Among a list of eleven items in the motion, prosecutors include a request that there be made no mention of Webb's alleged "excessive amount of the removal of Defendant from the vehicle."

In addition, they want no mention of "any past, pending, or future civil litigation against the Lafayette Police Department or officers employed by the Lafayette Police Department."

"How could you have a fair trial with all of those conditions," questioned Gardner.

Gardner's Indianapolis attorneys have stated they believe Gardner's arrest was invalid due to the initial violation of her constitutional rights, so all subsequent charges are invalid.  They believe Gardner is being punished for exercising her right to a jury trial with malicious charges being added every time she turns down a plea offer.

The latest plea offer reportedly included a diversion with all charges dropped, unsupervised probation for six months, and a $300 fine.  

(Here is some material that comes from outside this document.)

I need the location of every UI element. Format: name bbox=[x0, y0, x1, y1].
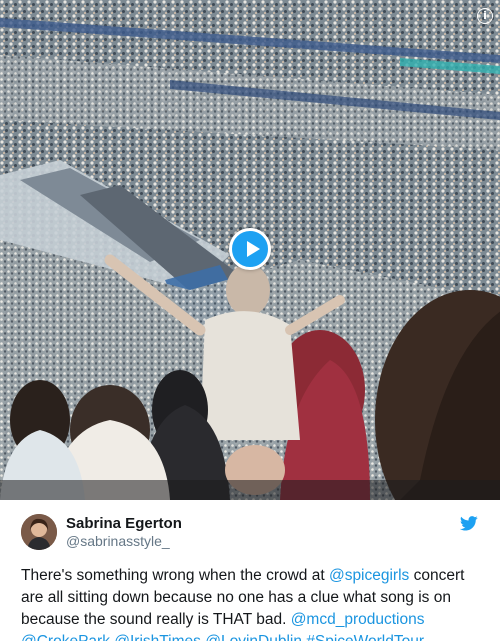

So, we must ask the obvious questions.  If there are no criminal charges why would punishment be demanded?  And why would prosecutors pursue such a lame case to the point of wasting tax dollars on expensive witness depositions for an alleged petty crime with minor consequences?

This type of abuse of power is what angers taxpayers and liberty-loving citizens, especially when there are reports of felony offenses being overlooked by prosecutors because of personal connections to alleged criminals or relatives of alleged criminals.

Wouldn't time and money be better spent on real crime, such as murders,  robberies, and rapes that are occurring in the Lafayette area in record numbers due to the influx of gang members from Chicago and Indianapolis?

And who can take a deputy prosecutor like Jackie Starbuck seriously when she posts unflattering photos of herself drinking from a beer bong on Facebook.  Shouldn't she be a better example?  The buck stops with you, Mr. Harrington! 

The taxpayers of Tippecanoe County deserve much better.  Justice demands that all charges against Erin Gardner be dropped.  Stop the witch hunt now and check your egos at the door.